Over the last forty years or so, children have been gradually shifting from parental home care, to nursery school or other types of day care. The percentage of mothers with children under the age of 6, and working full time jobs outside of the home, increased from 12% in 1947, to over 70% as of today. About 15-20% of these children are actually in two or more different forms of day care throughout the week. Due to the high employment turnover and the low pay offered to day care providers, the average nursery or after school day care center in the United States is arguably mediocre at best; although there are certainly exceptions to this statement.
It has been shown by researchers that average and below average child care puts a child at risk for developmental delays or impairments in language abilities, cognitive development, as well as lower ratings on a scale of emotional and social wellbeing; those in non-parental care for more than thirty hours a week are also at an increased risk for stress-related behavioral problems later on in life. Children with families living in poverty are more likely to be receiving poorer-quality care than affluent families who can afford higher-quality nursery schools.

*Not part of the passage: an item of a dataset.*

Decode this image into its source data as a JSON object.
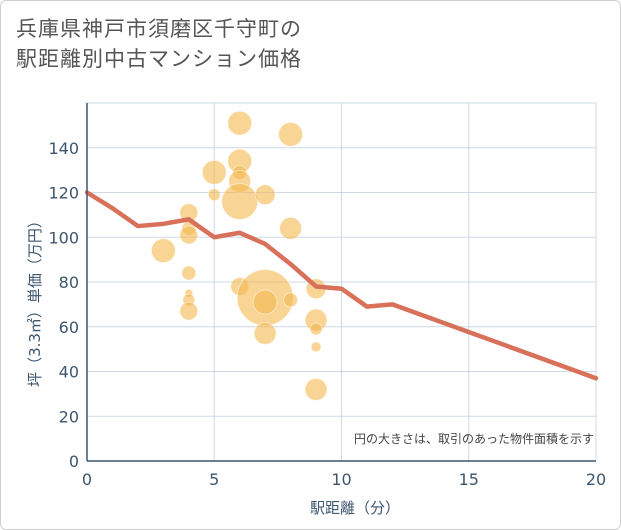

Children are at an even greater risk when there are multiple-child care arrangements over the course of the week; the “juggling” between day-care centers, relatives, neighbors, and babysitters increases antisocial behaviors while decreasing the development of prosocial behaviors. Girls with difficult temperaments who are considered high maintenance, may be at a greater risk for being affected negatively due to the “juggling”.
Not surprisingly, nursery and day-care workers report aggression and disruptive behavior to be the greatest challenge when dealing with the children; research has shown that aggressive tendencies as a toddler predict aggressive behavior later on in the child’s life. Further compounding the problem, evidence a correlation between merely being exposed to aggressive behavior in childhood, and an increased risk of juvenile delinquency and antisocial behavior in adulthood.
Attending a poor quality day care and other various child-care arrangements, along with peer rejection and an early life of poverty, all contribute to the development of an adult criminal mindset. The next post will be a discussion of parental and familial risk factors. A nurturing family environment with adequate parental guidance is arguably one of the most influential components in preventing antisocial behavior in adolescence.